VITERBO- Riceviamo e pubblichiamo: “In merito ad un articolo apparso sulla Stampa locale di Giulio Marini sullo “sciopero generale” e sulle presunte “violenze” attribuite alla sinistra, rimettiamo i fatti al centro.
Lo sciopero è un diritto fondamentale. Lo dice l’articolo 40 della Costituzione. Evocare la “precettazione facile” o addirittura l’impiego dell’Esercito per fermare uno sciopero è pura propaganda. L’ordine pubblico si tutela con le regole esistenti, non criminalizzando chi esercita diritti democratici. Lo sciopero generale non nasce per sport. Studenti, lavoratori e sindacati scendono in piazza per ragioni precise:
Salari fermi e stipendi erosi dall’inflazione.
Precarietà diffusa, con milioni di giovani costretti a lavori senza garanzie.
Sanità pubblica sottofinanziata, con tempi di attesa infiniti e un progressivo spostamento verso il privato.
Case inaccessibili, dopo il definanziamento del Fondo affitti e il caro mutui.
Trasporto locale ridotto e costoso, con disagi enormi per studenti e pendolari.
Queste sono le vere motivazioni. Altro che “violenza”: è resistenza civile contro politiche che impoveriscono la maggioranza e arricchiscono pochi.
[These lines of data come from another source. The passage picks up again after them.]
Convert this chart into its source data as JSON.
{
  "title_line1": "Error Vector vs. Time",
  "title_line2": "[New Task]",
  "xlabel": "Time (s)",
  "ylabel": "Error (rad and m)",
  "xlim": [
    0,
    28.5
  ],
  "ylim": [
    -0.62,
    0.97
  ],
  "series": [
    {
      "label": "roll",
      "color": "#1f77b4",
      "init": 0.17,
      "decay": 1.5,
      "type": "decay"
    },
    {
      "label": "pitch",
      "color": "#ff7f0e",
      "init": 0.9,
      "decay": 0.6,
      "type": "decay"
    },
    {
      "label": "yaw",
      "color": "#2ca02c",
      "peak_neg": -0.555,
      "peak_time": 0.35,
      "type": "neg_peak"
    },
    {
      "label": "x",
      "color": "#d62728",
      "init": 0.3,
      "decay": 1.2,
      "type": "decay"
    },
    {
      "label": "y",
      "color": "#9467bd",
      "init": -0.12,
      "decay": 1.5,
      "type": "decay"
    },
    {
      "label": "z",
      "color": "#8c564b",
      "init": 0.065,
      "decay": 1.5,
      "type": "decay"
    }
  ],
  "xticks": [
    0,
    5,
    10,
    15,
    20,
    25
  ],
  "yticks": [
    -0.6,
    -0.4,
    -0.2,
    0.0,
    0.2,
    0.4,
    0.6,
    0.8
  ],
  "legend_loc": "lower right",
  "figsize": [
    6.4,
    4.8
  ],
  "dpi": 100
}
I fatti reali sono: tre anni di tagli ai cittadini per alimentare la spesa militare Sanità: spesa in rapporto al PIL scesa al minimo storico (6,2–6,3%). Fondo affitti e morosità incolpevole: non rifinanziati dal 2023. Reddito di cittadinanza smantellato, sostituito da misure più ristrette e meno finanziate. Enti locali: tagli e rimodulazioni PNRR che hanno ridotto i fondi, soprattutto al Sud.
Difesa: corsa verso (e oltre) il 2% del PIL in spesa militare, fino a 35 miliardi nel 2025.
Meno protezione sociale, più soldi per le armi: questa è la vera violenza quotidiana.
E in merito al caso Global Sumud Flotilla: il Governo è dalla parte sbagliata della storia.
Mentre milioni di persone in tutto il mondo hanno sostenuto la missione Global Sumud Flotilla, impegnata a portare aiuti umanitari e a denunciare i crimini di guerra a Gaza, il Governo Meloni non ha fatto nulla per sostenere la missione e gli attivisti che ne hanno preso parte. Al contrario, ha esasperato gli animi attaccando verbalmente i partecipanti, trattandoli come “nemici” invece che come difensori dei diritti umani.
Un governo che tace davanti alla sofferenza di un popolo sotto assedio, ma che spinge sull’acceleratore delle spese militari, dimostra da che parte sta: non con la pace, ma con la guerra.
Le parole di Marini sono un diversivo: si parla di “violenze” immaginarie per non parlare delle violazioni concrete ai diritti dei cittadini e dell’inerzia del Governo di fronte a chi porta solidarietà e pace.
Difendere lo sciopero significa difendere la democrazia sostanziale.
Difendere la Global Sumud Flotilla significa difendere l’umanità.
Noi stiamo dalla parte dei lavoratori, degli studenti, dei malati, delle famiglie sfrattate, dei Comuni lasciati senza risorse e di chi mette la propria vita a servizio della pace.
Chi governa si assuma la responsabilità dei tagli fatti e del silenzio complice verso i massacri”.